Fue así que me paré, toda moreteada y le dije “¿tranquila, mi madrecita… usted se me va a poner bien”. Pero, no resistió. A la madrugada se nos fue. Le dio un infarto y ahí se quedó. Me lo explicó el doctor en el hospital. Me reclamó que por qué no la traje antes. Pero ¿cómo podía yo, señor, si apenas me sostenía y nadie vino ayudarme? Así que, con esa pena tan grande que no me cabía en el cuerpo, después de enterrarla me vino a la mente, como si Dios me lo hubiera ordenado, que debía marcharme y no volver más nunca a mi país.
Con la serenidad de quien asume la heredad de su destino, Amelia nos contempla, toma el vaso y sorbe agua como si fuese lo último a lo que tiene derecho. Siete minutos atrás, esta hondureña, de 49 años –que parecen más, quizás por el agobio o por su gruesa contextura o por el desorden de los cabellos blancos– se detuvo frente a nuestra mesa y dijo ¿Me puedo sentar? Debido a su aspecto agradable y la voz que escanciaba dulzura no esperó respuesta y aprovechó el instante de nuestra duda para acercar la silla. Dijo “con su permiso” y asaltó el servilletero para enjugarse el sudor del rostro azotado por el calor.

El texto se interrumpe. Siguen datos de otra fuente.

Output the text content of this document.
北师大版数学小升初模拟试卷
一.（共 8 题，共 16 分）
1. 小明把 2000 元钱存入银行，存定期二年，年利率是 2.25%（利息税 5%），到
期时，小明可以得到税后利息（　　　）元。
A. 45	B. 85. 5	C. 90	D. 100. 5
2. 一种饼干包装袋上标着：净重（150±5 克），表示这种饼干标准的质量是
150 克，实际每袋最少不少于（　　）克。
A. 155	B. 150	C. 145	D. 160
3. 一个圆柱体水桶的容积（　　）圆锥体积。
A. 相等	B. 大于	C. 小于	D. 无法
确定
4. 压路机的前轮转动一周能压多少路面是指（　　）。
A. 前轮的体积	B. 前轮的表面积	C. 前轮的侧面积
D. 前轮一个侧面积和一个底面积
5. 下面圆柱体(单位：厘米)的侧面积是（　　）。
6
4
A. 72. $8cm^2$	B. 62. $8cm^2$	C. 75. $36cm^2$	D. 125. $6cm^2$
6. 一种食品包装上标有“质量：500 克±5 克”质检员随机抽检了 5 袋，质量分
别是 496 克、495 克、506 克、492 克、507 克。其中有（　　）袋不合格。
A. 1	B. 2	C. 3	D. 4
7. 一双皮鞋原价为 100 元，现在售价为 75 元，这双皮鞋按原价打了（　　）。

Consciente de que importunaba apeló a esa ley no escrita que admite como obvio que los nacidos del otro lado del charco somos de la misma familia y, por tanto, estamos hechos para escucharnos. Aceptamos lo que para otros sería intromisión porque, para ser francos, esperábamos al abogado de migración con quien acordamos la cita y el hombre nunca llegó.
“Mucho gusto, me llamo Amelia”, dijo con la segura convicción de quien había dado con gente que le iba a oír. Resultó intrincado seguir la bitácora de Amelia Urrutia. Una disparatada historia de huidas y escondidas. No quería dinero y renunció al ofrecimiento de una taza de café, porque solo quería que la oyeran. Luego se marcharía.
*Lea también: Sippenhaft criollo, por Laureano Márquez
Tras un silencio que manejó con discreción, como si estuviera a punto de confiar el más valioso secreto reveló que llevaba dos años en Barcelona, y que no le iba bien para sobrevivir, pese a que un sobrino al enterarse de su tragedia le prometió empleo. “Me dijo, vente para acá y luego, quédate, esta es tu casa. Pero me tuve que ir porque, aquí en confianza, parece que yo no le caía bien a la mujer ni a la suegra. Así que el viernes le agradecí a Armandito su cobijo e inventé una excusa… ustedes saben, no quería importunar y me fui”.
Marcharse ha sido el verbo al uso de esta mujer profundamente religiosa, cuya vida podría ser vista como un inventario de los padecimientos del inmigrante. “Yo no lo veo así… acuérdense, soy cristiana y recuerdo que un hermano de la congregación me dijo una vez que el Señor escoge a quien les envía las tareas más pesadas para probar su lealtad”.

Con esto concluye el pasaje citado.